The Taxpayer First Act of 2019, H.R. 3151 (Act), signed into law on July 1, 2019, revised various IRS operating and enforcement requirements. One provision of the Act extended the electronic filing requirement to all tax-exempt organizations required to file returns in the Form 990 series.
Previously, the e-filing requirement applied only to the following tax-exempt organizations:
- Organizations with assets of $10 million or more that file at least 250 returns during a calendar year
- Private foundations and charitable trusts, regardless of asset size, that file at least 250 returns during a calendar year
- Organizations that normally have gross receipts of less than $50,000 (file an abbreviated electronic Form 990-N)
In determining whether the 250-return threshold is met, income tax, information, excise tax and employment tax returns filed within one calendar year are counted. In addition, the Act now requires all tax-exempt organizations to e-file their returns, including Form 990-T, regardless of gross receipts. The requirement is effective for taxable years beginning after July 1, 2019.
Transition relief is provided to certain small organizations for which the Secretary of the Treasury determines that application of the e-filing requirement would constitute an undue hardship. These organizations must begin e-filing their returns no later than taxable years beginning on or after July 1, 2021. For this purpose, a small organization is defined as any organization with 1) gross receipts less than $200,000 for the taxable year and 2) gross assets less than $500,000 at the end of the taxable year.

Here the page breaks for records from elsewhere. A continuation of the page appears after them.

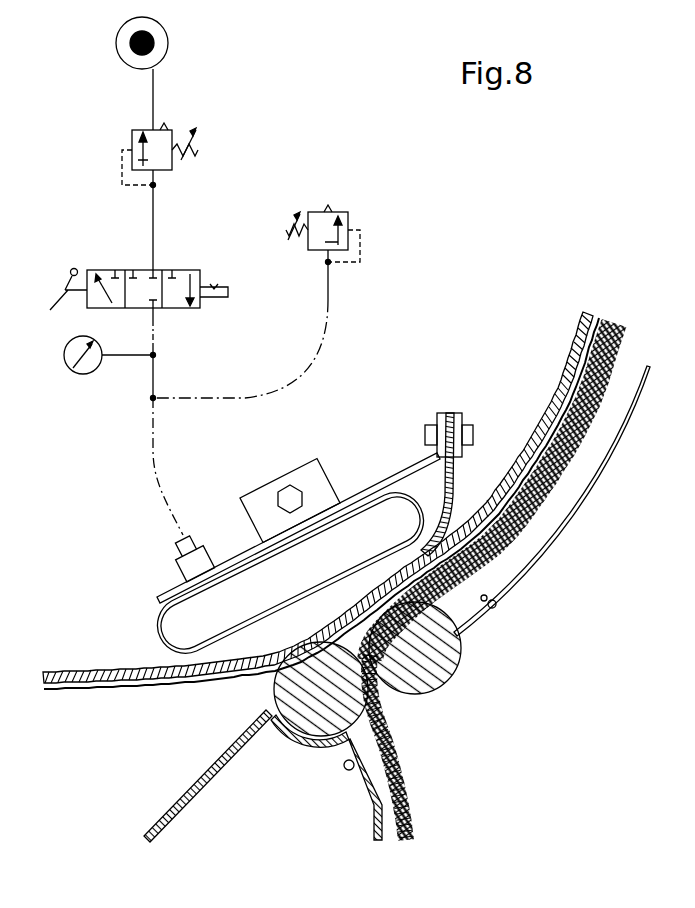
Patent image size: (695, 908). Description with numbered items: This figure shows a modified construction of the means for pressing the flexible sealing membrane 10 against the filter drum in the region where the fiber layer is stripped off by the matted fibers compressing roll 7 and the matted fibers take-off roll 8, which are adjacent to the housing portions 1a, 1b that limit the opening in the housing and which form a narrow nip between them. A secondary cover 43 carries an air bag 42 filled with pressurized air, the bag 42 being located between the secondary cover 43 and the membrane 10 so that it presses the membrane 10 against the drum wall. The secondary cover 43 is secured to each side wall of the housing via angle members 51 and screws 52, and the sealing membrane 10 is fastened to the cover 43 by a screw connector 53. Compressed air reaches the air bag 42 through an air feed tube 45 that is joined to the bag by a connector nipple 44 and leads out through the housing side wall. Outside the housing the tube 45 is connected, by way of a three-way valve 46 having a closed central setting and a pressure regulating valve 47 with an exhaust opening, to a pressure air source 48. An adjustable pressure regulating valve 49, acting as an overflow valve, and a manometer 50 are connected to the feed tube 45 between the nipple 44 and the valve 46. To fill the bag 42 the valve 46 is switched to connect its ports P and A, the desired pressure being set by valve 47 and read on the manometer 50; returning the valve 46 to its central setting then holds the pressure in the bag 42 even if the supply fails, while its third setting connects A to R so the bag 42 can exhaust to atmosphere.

The pressure air source 48 is at (168, 43).
The pressure regulating valve 47 is at (173, 140).
The three-way valve 46 is at (186, 270).
The adjustable pressure regulating valve 49 is at (346, 213).
The manometer 50 is at (66, 367).
The air feed tube 45 is at (196, 533).
The connector nipple 44 is at (178, 572).
The secondary cover 43 is at (158, 597).
The air bag 42 is at (158, 636).
The angle member 51 is at (312, 462).
The screw 52 is at (284, 490).
The screw connector 53 is at (428, 432).
The sealing membrane 10 is at (456, 480).
The housing portion 1a is at (556, 530).
The housing portion 1b is at (336, 740).
The matted fibers compressing roll 7 is at (447, 672).
The matted fibers take-off roll 8 is at (300, 715).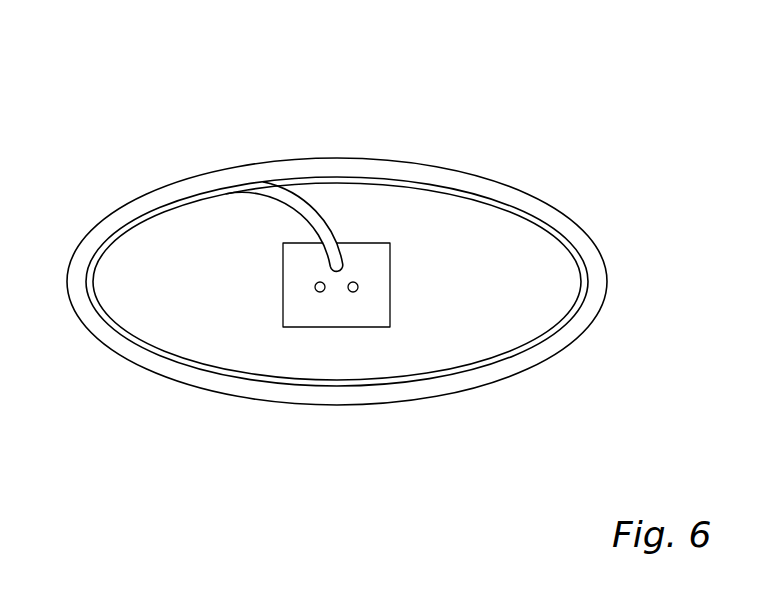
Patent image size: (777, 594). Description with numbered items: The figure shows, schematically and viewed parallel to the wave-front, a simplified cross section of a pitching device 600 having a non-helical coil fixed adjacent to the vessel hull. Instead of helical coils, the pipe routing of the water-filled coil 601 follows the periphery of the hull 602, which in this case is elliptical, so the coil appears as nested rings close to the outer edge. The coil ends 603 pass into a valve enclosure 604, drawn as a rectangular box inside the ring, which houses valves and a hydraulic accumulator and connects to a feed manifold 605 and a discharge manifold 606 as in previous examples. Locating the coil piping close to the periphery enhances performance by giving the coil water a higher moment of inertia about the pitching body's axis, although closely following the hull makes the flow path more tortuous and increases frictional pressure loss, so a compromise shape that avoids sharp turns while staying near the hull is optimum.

The Act grants the IRS the discretion to grant the same transition relief period to Form 990-T filers.
An additional Act provision requires the IRS to issue a notice to a tax-exempt organization prior to revoking its tax-exempt status for failure to file a return. The notice must be issued after an organization has failed to file returns for two consecutive years. An organization that fails to file a return for three consecutive years may have its tax-exempt status automatically revoked.